Teleportation can also securely transmit quantum information even when Alice does not know where Bob is. Bob can take his entangled particle wherever he pleases, and Alice can broadcast her instructions for how to ungarble the teleported state over whatever conventional channels — radio waves, the Internet — she pleases. That information would be useless to an eavesdropper without an entangled link to Alice.
This is very neat from a purely scientific perspective. It seems pointless and misleading to try to present it as having direct practical value.
For a 'regular' one time pad this is not the case. Someone could have copied it and both Alice and Bob would be none the wiser until it's too late.
One-time pad based encryption schemes are theoretically unbreakable - one of the things (the thing?) holding back wide spread adoption is the difficulty of proper key management.

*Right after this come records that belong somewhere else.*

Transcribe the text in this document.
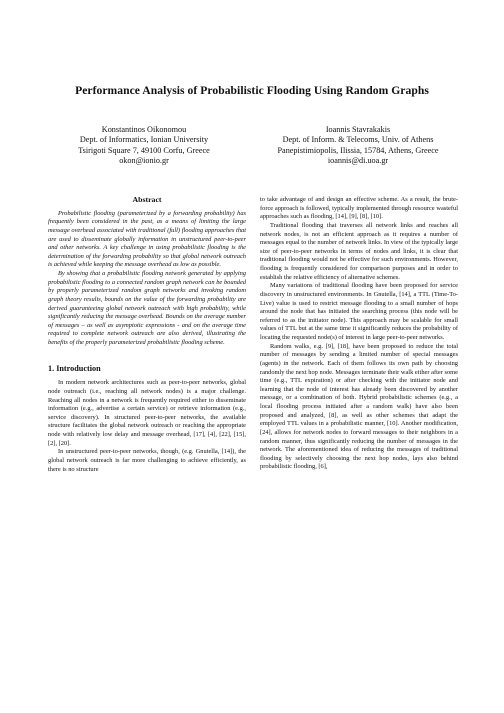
Performance Analysis of Probabilistic Flooding Using Random Graphs
Konstantinos Oikonomou
Dept. of Informatics, Ionian University
Tsirigoti Square 7, 49100 Corfu, Greece
okon@ionio.gr
Ioannis Stavrakakis
Dept. of Inform. & Telecoms, Univ. of Athens
Panepistimiopolis, Ilissia, 15784, Athens, Greece
ioannis@di.uoa.gr
Abstract

Probabilistic flooding (parameterized by a forwarding probability) has frequently been considered in the past, as a means of limiting the large message overhead associated with traditional (full) flooding approaches that are used to disseminate globally information in unstructured peer-to-peer and other networks. A key challenge in using probabilistic flooding is the determination of the forwarding probability so that global network outreach is achieved while keeping the message overhead as low as possible.

By showing that a probabilistic flooding network generated by applying probabilistic flooding to a connected random graph network can be bounded by properly parameterized random graph networks and invoking random graph theory results, bounds on the value of the forwarding probability are derived guaranteeing global network outreach with high probability, while significantly reducing the message overhead. Bounds on the average number of messages – as well as asymptotic expressions - and on the average time required to complete network outreach are also derived, illustrating the benefits of the properly parameterized probabilistic flooding scheme.

1. Introduction

In modern network architectures such as peer-to-peer networks, global node outreach (i.e., reaching all network nodes) is a major challenge. Reaching all nodes in a network is frequently required either to disseminate information (e.g., advertise a certain service) or retrieve information (e.g., service discovery). In structured peer-to-peer networks, the available structure facilitates the global network outreach or reaching the appropriate node with relatively low delay and message overhead, [17], [4], [22], [15], [2], [20].

In unstructured peer-to-peer networks, though, (e.g. Gnutella, [14]), the global network outreach is far more challenging to achieve efficiently, as there is no structure

to take advantage of and design an effective scheme. As a result, the brute-force approach is followed, typically implemented through resource wasteful approaches such as flooding, [14], [9], [8], [10].

Traditional flooding that traverses all network links and reaches all network nodes, is not an efficient approach as it requires a number of messages equal to the number of network links. In view of the typically large size of peer-to-peer networks in terms of nodes and links, it is clear that traditional flooding would not be effective for such environments. However, flooding is frequently considered for comparison purposes and in order to establish the relative efficiency of alternative schemes.

Many variations of traditional flooding have been proposed for service discovery in unstructured environments. In Gnutella, [14], a TTL (Time-To-Live) value is used to restrict message flooding to a small number of hops around the node that has initiated the searching process (this node will be referred to as the initiator node). This approach may be scalable for small values of TTL but at the same time it significantly reduces the probability of locating the requested node(s) of interest in large peer-to-peer networks.

Random walks, e.g. [9], [18], have been proposed to reduce the total number of messages by sending a limited number of special messages (agents) in the network. Each of them follows its own path by choosing randomly the next hop node. Messages terminate their walk either after some time (e.g., TTL expiration) or after checking with the initiator node and learning that the node of interest has already been discovered by another message, or a combination of both. Hybrid probabilistic schemes (e.g., a local flooding process initiated after a random walk) have also been proposed and analyzed, [8], as well as other schemes that adapt the employed TTL values in a probabilistic manner, [10]. Another modification, [24], allows for network nodes to forward messages to their neighbors in a random manner, thus significantly reducing the number of messages in the network. The aforementioned idea of reducing the messages of traditional flooding by selectively choosing the next hop nodes, lays also behind probabilistic flooding, [6],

This has the potential to solve that issue.
If I had a buck for every time this was said about a scientific discovery, I would be quite well off...
* underground/underwater communication systems where wires and radio waves faulter
* interstellar communication without antennae and without bouncing the signal off satellites
* radiowave-less espionage
Despite knowing close to nothing about this field, I'd hope that error-correction code would be somewhat simpler, resulting in less padding and more data going through. Think about the problems with dial-up telephones alone, lots of noisy lines and so you have to pad the data with enough error detection that it's still recoverable at the other end of the line.
It's been nearly two decades since I last studied this, but something about parity check matrices is screaming away in my head. Could be very wrong about that though.
Of course you have to have already prepared and sent the same amount of qbits... maybe sending qbits "as needed" is harder than sending them in bulk in advance?